Consider the vectors $ u_1=\begin{pmatrix} 1\\ 1\\ -1 \end{pmatrix},u_2=\begin{pmatrix} 2\\ 2\\ 4 \end{pmatrix},u_3=\begin{pmatrix} 1\\ -1\\ 0 \end{pmatrix} $ in $\mathbb{R}^3$
and the map
$f:\mathbb{R}^3 \rightarrow \mathbb{R}^3$ defined by $f(x)=u_1\left \langle u_1, x \right \rangle + u_2\left \langle u_2, x \right \rangle + u_3\left \langle u_3, x \right \rangle$
Show that the family of vectors $u=(u_1,u_2,u_3)$ is a orthogonal family with respect to the dot-product in $\mathbb{R}^3$ and that it is a basis. Is it a orthonormal basis?
I know that we say that 2 vectors are orthogonal if they are perpendicular to each other. i.e. the dot product of the two vectors is equal to zero.
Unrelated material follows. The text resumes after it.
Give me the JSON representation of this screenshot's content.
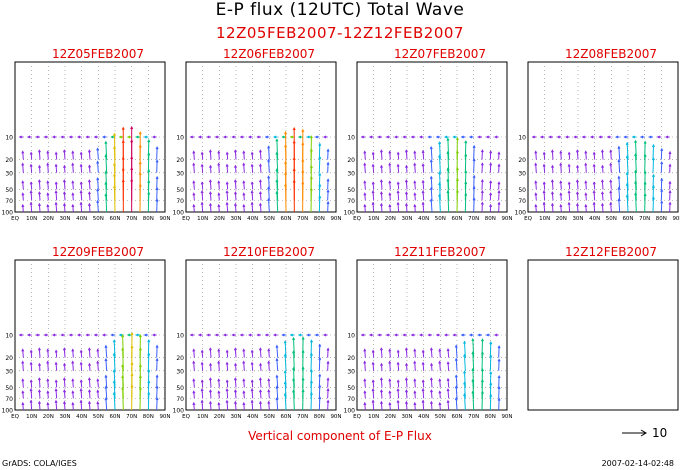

Would I just have to simply apply the inner product on my space pairwise and conclude that it is equal to 0?
I know that an orthonormal basis for an inner product space with finite dimension is a basis for the space whose vectors are orthonormal i.e they are all unit vectors and orthogonal to each other.
Even though I seem to get the concepts and the thinking behind I do not know how to apply it in this example.
To show that the vectors are an orthogonal family, yes you just have to apply the dot product pairwise and show that each pair of vectors has a dot product of $0$.
To next argue that the vectors form a basis for $\Bbb{R}^3$, recall that a set of orthogonal vectors, none of which are the zero vector, is linearly independent. So $\{ u_1, u_2, u_3\}$ is a set of three linearly independent vectors in $\Bbb{R}^3$, and hence a basis for $\Bbb{R}^3$.
Finally, to check whether it is an orthonormal basis, you just have to check whether the norm of all the vectors is $1$ (equivalently whether $u_i\cdot u_i = 1$ for all $i=1,2,3$). Since $u_1\cdot u_1 = 3 \ne 1$, this is not the case. Hence the basis is not orthonormal.